世界の注目を集める建設成果をあげたにもかかわらず、中国は依然として世界最大の発展途上国であり、直面している発展の任務はなおも非常にきわめて困難で重いものである。世界銀行の最新統計および中国の公布した最新のデータで計算すれば、2004年の中国の経済規模は全体としてアメリカの16.6%しかなく、一人あたりの国内総生産はアメリカの3.6%、日本の4%しかなく、世界の208カ国と地域の中で129番目にランクされている。中国の農村では2004年に貧困ライン以下の人口は2610万人、毎年解決する必要のある都市と農村の就業人口はおよそ2400万人おり、そのほか1億余りの農村労働力が就業のために移転している。中国は中等先進国の経済発展レベルに達し、全人民の共同の裕福を実現するには、なおも長期にわたって刻苦奮闘しなければならない。たゆまずに努力を傾け、平和な国際環境をつくって自らを発展させ、同時に自らの発展で世界の平和と発展を促進することは、中国にとっても世界にとってもきわめて重要な意義がある。
三、自らの力と改革・革新に頼って発展を実現
中国は科学的発展観で国内発展と対外開放を統一して計画的に按配し、発展の立脚点を自国の実情に置き、同時に全方位、広領域、多次元の対外開放を堅持し、バランスのより取れた発展の実現に努力している。

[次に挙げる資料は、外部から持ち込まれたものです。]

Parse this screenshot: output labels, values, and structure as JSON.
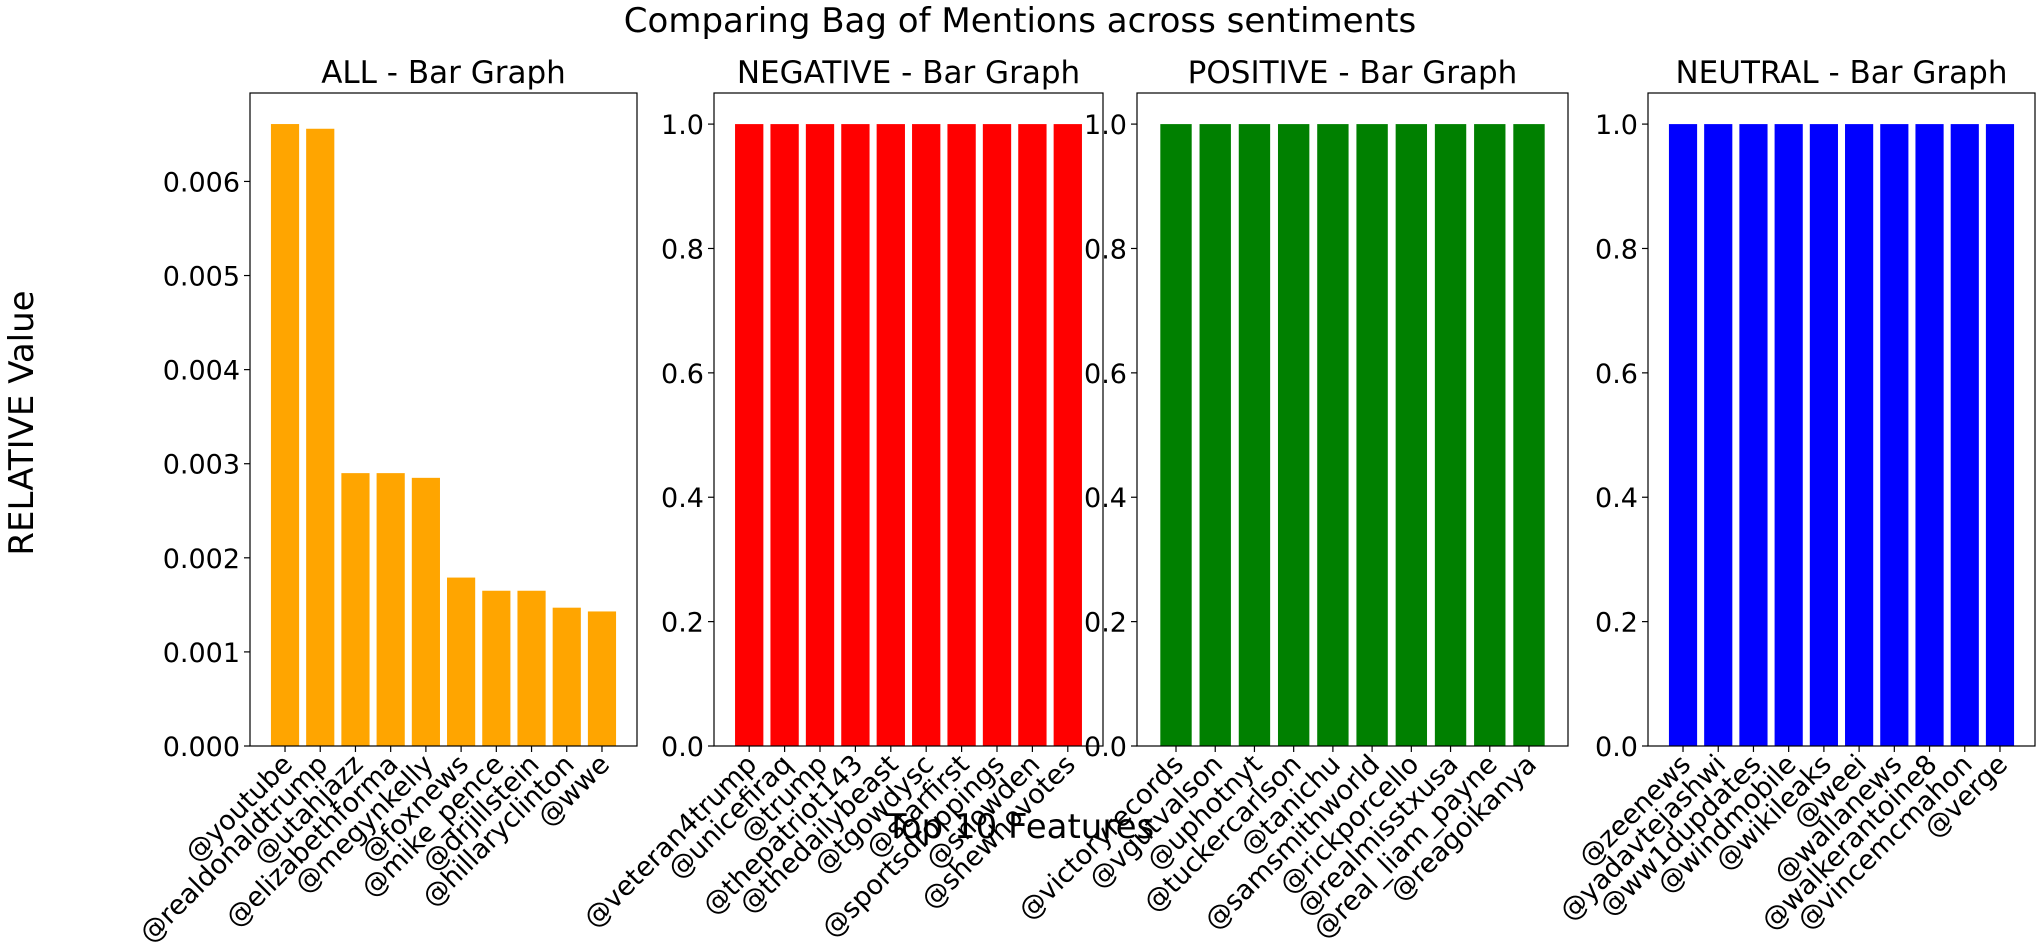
{
  "title": "Comparing Bag of Mentions across sentiments",
  "ylabel": "RELATIVE Value",
  "xlabel": "Top 10 Features",
  "chart_data": [
    {
      "type": "bar",
      "title": "ALL - Bar Graph",
      "color": "#FFA500",
      "categories": [
        "@youtube",
        "@realdonaldtrump",
        "@utahjazz",
        "@elizabethforma",
        "@megynkelly",
        "@foxnews",
        "@mike_pence",
        "@drjillstein",
        "@hillaryclinton",
        "@wwe"
      ],
      "values": [
        0.00661,
        0.00656,
        0.0029,
        0.0029,
        0.00285,
        0.00179,
        0.00165,
        0.00165,
        0.00147,
        0.00143
      ],
      "ylim": [
        0,
        0.00694
      ],
      "yticks": [
        "0.000",
        "0.001",
        "0.002",
        "0.003",
        "0.004",
        "0.005",
        "0.006"
      ],
      "ytick_values": [
        0,
        0.001,
        0.002,
        0.003,
        0.004,
        0.005,
        0.006
      ]
    },
    {
      "type": "bar",
      "title": "NEGATIVE - Bar Graph",
      "color": "#FF0000",
      "categories": [
        "@veteran4trump",
        "@unicefiraq",
        "@trump",
        "@thepatriot143",
        "@thedailybeast",
        "@tgowdysc",
        "@starfirst",
        "@sportsdroppings",
        "@snowden",
        "@shewhovotes"
      ],
      "values": [
        1,
        1,
        1,
        1,
        1,
        1,
        1,
        1,
        1,
        1
      ],
      "ylim": [
        0,
        1.05
      ],
      "yticks": [
        "0.0",
        "0.2",
        "0.4",
        "0.6",
        "0.8",
        "1.0"
      ],
      "ytick_values": [
        0,
        0.2,
        0.4,
        0.6,
        0.8,
        1.0
      ]
    },
    {
      "type": "bar",
      "title": "POSITIVE - Bar Graph",
      "color": "#008000",
      "categories": [
        "@victoryrecords",
        "@vgutvalson",
        "@uphotnyt",
        "@tuckercarlson",
        "@tanichu",
        "@samsmithworld",
        "@rickporcello",
        "@realmisstxusa",
        "@real_liam_payne",
        "@reagoikanya"
      ],
      "values": [
        1,
        1,
        1,
        1,
        1,
        1,
        1,
        1,
        1,
        1
      ],
      "ylim": [
        0,
        1.05
      ],
      "yticks": [
        "0.0",
        "0.2",
        "0.4",
        "0.6",
        "0.8",
        "1.0"
      ],
      "ytick_values": [
        0,
        0.2,
        0.4,
        0.6,
        0.8,
        1.0
      ]
    },
    {
      "type": "bar",
      "title": "NEUTRAL - Bar Graph",
      "color": "#0000FF",
      "categories": [
        "@zeenews",
        "@yadavtejashwi",
        "@ww1dupdates",
        "@windmobile",
        "@wikileaks",
        "@weei",
        "@wallanews",
        "@walkerantoine8",
        "@vincemcmahon",
        "@verge"
      ],
      "values": [
        1,
        1,
        1,
        1,
        1,
        1,
        1,
        1,
        1,
        1
      ],
      "ylim": [
        0,
        1.05
      ],
      "yticks": [
        "0.0",
        "0.2",
        "0.4",
        "0.6",
        "0.8",
        "1.0"
      ],
      "ytick_values": [
        0,
        0.2,
        0.4,
        0.6,
        0.8,
        1.0
      ]
    }
  ]
}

中国の直面している発展問題は主として発達しない経済と人々の日増しに増大する物質的文化的需要との矛盾、経済・社会の発展と人口、資源、環境のプレッシャーがわりに大きいこととの矛盾に現われている。歴史的経験が示しているように、中国の発展問題を解決するには、根本から中国自身に頼らなければならない。これは中国人民に責任を負うことであり、世界人民に責任を負うことでもあり、中国が平和的発展の道を歩むのを保障する重要な原則である。中国は問題と矛盾を他国に転嫁することをしないし、まして他国を略奪することで自らを発展させるようなことをなおさらしない。